Republicans pounce on Iran timing
The Iran incident complicated Obama’s effort to counter claims by critics that the escalating chaos in the Middle East is the result of a deficit of U.S. leadership and emboldened attacks by GOP presidential candidates who contend his “weak” performance as commander in chief has opened vacuums exploited by U.S. enemies.
Republican candidates and lawmakers immediately seized on the incident to charge that Obama has emboldened Iran’s aggressive behavior in its neighborhood by offering sanctions relief in return for a halting of its nuclear weapons program.
“This is the latest manifestation of the weakness of Barack Obama, that every bad actor … views Obama as a laughingstock,” Cruz said on WRKO radio.
Rubio said Iran’s provocations were the result of having a “weak president” in the Oval Office. “Iran is testing the boundaries of this administration’s resolve. And they know the boundaries are pretty wide and this administration is willing to let them get away with many things,” said Rubio on Fox News.
And Colorado Republican Sen. Cory Gardner told CNN’s Jake Tapper on “The Lead” that Obama should delay the start of his speech “to talk about what has happened.”
Haley says Obama record has fallen short
Republicans agree with Obama that his presidency has been transformational — but in a bad way. They believe he has presided over anemic growth rates, wielded executive power on immigration, gun control and climate change to thwart the Constitution, is oblivious to the severity of Islamist terrorism and has engineered an era of declining American power in the world.
The GOP highlighted one of its rising stars, Haley, who often is touted as a possible vice presidential nominee, in its official televised response to the President’s address.
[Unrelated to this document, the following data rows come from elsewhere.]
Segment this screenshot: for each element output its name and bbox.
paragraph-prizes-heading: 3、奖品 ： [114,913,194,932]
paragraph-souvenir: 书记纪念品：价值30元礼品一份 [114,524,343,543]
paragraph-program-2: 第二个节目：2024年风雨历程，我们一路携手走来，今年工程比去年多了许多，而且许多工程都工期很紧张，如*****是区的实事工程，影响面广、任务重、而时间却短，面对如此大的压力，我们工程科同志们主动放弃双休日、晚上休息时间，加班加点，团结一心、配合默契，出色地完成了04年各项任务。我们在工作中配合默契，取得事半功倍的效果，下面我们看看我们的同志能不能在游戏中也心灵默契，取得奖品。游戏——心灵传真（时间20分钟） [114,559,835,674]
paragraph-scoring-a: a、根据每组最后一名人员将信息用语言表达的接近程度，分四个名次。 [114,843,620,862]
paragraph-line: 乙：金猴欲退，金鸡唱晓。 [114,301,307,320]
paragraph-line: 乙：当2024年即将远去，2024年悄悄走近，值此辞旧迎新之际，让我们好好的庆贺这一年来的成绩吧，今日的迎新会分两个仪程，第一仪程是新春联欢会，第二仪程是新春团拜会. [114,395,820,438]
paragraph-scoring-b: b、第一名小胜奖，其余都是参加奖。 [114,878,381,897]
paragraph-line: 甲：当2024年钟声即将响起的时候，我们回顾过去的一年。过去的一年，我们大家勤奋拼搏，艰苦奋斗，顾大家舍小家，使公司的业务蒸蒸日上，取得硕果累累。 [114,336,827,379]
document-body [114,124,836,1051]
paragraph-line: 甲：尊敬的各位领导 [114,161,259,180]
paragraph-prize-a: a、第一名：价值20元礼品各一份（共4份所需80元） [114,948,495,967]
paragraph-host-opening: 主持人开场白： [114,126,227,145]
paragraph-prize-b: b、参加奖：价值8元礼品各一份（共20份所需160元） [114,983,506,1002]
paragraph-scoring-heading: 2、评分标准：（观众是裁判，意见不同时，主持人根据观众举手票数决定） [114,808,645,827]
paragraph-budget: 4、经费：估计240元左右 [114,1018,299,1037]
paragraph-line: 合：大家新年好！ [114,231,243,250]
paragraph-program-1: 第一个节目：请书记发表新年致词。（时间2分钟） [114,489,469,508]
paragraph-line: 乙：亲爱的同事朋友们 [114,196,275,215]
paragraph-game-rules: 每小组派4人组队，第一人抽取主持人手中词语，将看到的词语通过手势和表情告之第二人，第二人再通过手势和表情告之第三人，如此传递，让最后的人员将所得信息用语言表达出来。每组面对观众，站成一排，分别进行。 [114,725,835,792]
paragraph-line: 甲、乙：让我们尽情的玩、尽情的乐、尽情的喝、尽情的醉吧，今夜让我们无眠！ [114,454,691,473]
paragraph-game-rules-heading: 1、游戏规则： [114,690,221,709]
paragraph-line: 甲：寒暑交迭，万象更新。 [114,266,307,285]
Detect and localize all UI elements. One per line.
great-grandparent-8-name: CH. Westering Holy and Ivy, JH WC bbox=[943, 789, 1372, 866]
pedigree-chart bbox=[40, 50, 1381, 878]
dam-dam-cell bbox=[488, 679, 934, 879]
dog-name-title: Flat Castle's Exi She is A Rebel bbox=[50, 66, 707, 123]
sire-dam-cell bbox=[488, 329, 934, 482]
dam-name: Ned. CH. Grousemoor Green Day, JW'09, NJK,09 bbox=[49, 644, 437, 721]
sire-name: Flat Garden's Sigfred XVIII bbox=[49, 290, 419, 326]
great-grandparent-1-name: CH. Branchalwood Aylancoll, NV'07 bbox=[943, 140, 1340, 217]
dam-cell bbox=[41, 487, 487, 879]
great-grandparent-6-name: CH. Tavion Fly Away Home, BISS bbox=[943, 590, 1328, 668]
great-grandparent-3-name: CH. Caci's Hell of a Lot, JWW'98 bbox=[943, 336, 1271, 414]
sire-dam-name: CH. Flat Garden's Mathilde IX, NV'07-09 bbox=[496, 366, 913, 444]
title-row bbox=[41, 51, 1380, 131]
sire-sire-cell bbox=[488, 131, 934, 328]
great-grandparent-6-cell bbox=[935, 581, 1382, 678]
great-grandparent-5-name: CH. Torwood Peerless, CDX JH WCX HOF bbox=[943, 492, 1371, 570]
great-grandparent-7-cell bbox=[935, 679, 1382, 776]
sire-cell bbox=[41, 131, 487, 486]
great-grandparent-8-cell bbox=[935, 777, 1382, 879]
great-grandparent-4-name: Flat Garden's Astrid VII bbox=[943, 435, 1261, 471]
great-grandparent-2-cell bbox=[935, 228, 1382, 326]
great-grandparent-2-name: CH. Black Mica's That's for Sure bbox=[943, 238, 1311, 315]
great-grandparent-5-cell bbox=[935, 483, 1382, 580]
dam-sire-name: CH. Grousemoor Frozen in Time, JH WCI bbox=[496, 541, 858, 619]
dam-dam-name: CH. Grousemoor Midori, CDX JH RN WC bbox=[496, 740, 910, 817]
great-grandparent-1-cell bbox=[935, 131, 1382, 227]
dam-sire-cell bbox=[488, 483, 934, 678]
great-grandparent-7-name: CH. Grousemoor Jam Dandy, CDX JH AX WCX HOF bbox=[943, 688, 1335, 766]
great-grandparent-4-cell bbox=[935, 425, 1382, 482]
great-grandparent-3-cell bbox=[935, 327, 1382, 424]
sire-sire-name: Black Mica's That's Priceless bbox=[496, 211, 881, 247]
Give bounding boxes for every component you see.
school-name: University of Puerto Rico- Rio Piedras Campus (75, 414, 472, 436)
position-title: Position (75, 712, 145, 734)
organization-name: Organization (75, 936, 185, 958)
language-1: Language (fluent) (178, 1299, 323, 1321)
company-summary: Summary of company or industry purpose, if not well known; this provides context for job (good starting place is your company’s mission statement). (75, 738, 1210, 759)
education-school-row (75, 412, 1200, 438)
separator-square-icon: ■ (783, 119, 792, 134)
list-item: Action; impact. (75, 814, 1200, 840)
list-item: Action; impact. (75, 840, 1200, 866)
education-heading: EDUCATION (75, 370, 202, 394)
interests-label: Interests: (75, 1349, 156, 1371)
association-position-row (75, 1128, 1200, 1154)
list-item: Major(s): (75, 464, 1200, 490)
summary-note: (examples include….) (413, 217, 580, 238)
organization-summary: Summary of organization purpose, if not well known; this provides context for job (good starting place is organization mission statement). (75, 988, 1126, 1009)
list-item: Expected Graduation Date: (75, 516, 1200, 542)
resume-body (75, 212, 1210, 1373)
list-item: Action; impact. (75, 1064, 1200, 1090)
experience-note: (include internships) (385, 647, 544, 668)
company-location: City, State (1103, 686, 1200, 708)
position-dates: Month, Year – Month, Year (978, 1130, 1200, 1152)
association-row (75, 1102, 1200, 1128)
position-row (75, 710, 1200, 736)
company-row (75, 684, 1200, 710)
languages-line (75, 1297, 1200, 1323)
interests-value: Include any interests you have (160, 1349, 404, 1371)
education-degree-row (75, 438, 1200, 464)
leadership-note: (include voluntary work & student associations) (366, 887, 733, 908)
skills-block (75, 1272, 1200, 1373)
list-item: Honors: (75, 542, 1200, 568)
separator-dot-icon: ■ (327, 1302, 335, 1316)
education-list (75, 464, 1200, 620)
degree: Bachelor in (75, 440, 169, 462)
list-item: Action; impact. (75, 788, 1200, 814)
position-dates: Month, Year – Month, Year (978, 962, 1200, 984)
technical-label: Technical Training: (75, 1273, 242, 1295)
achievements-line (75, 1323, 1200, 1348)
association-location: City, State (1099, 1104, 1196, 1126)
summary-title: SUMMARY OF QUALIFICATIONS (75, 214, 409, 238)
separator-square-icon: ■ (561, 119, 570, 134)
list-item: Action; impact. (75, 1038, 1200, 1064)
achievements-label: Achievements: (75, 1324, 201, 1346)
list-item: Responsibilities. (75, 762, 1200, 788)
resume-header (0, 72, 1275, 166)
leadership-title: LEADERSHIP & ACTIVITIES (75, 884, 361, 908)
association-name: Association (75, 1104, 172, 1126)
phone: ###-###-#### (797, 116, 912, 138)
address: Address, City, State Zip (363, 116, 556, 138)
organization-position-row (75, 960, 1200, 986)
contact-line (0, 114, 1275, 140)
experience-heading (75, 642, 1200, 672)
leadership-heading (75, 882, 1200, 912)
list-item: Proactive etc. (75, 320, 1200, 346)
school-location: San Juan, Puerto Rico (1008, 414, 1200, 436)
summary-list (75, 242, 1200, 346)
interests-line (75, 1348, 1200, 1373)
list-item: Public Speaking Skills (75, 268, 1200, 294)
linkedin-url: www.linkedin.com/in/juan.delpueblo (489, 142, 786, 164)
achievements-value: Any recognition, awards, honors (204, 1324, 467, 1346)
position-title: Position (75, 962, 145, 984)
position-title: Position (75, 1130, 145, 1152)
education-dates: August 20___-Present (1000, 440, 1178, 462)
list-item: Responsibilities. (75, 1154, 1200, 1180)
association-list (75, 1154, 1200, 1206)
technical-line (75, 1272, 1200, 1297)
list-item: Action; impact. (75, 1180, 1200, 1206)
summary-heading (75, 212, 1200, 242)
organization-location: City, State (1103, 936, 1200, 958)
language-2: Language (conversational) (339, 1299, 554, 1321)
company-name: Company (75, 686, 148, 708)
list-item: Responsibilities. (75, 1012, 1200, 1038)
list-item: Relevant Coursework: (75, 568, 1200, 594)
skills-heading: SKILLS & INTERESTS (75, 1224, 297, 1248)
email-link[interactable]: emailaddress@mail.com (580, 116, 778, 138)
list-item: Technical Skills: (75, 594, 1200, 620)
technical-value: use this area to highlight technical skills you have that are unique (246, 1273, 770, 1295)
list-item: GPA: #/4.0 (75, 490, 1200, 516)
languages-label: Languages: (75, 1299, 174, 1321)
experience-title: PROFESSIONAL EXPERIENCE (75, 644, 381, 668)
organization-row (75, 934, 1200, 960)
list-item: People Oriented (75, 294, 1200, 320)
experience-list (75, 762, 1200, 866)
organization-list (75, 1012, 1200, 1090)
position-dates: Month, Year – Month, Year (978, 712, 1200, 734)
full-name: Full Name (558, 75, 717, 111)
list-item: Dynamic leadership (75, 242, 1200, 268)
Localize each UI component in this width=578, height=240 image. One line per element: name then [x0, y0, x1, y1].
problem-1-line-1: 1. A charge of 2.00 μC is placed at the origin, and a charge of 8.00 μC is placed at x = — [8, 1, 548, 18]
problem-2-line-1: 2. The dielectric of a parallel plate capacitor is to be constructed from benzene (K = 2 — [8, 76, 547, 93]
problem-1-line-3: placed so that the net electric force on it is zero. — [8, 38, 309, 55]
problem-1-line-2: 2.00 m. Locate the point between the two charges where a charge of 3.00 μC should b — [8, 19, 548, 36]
Haley painted an unflattering picture of Obama’s America and said the nation would soon have a chance to turn the page in remarks which also seemed to be a repudiation of Trump.
“The President’s record has often fallen far short of his soaring words,” Haley said.
“Many Americans are still feeling the squeeze of an economy too weak to raise income levels. We’re feeling a crushing national debt, a health care plan that has made insurance less affordable and doctors less available, and chaotic unrest in many of our cities. Even worse, we are facing the most dangerous terrorist threat our nation has seen since September 11th, and this president appears either unwilling or unable to deal with it.”
Haley took a shot at Obama’s foreign policy record, saying a Republican president would “make international agreements that were celebrated in Israel and protested in Iran, not the other way around.”
Haley decries ‘siren call of the angriest voices’
The governor also highlighted her personal story as a daughter of Indian immigrants and draw a contrast with some of the rhetoric currently on display in the primary campaign.
“Today, we live in a time of threats like few others in recent memory,” she said. “During anxious times, it can be tempting to follow the siren call of the angriest voices. We must resist that temptation. No one who is willing to work hard, abide by our laws, and love our traditions should ever feel unwelcome in this country.”
Tuesday’s address before a packed House chamber also marked the debut of House Speaker Paul Ryan — a longtime Obama rival — on the platform alongside Biden.
And as per tradition, one Cabinet member did not attend the speech. Department of Homeland Security Secretary Jeh Johnson was named as the “designated survivor.”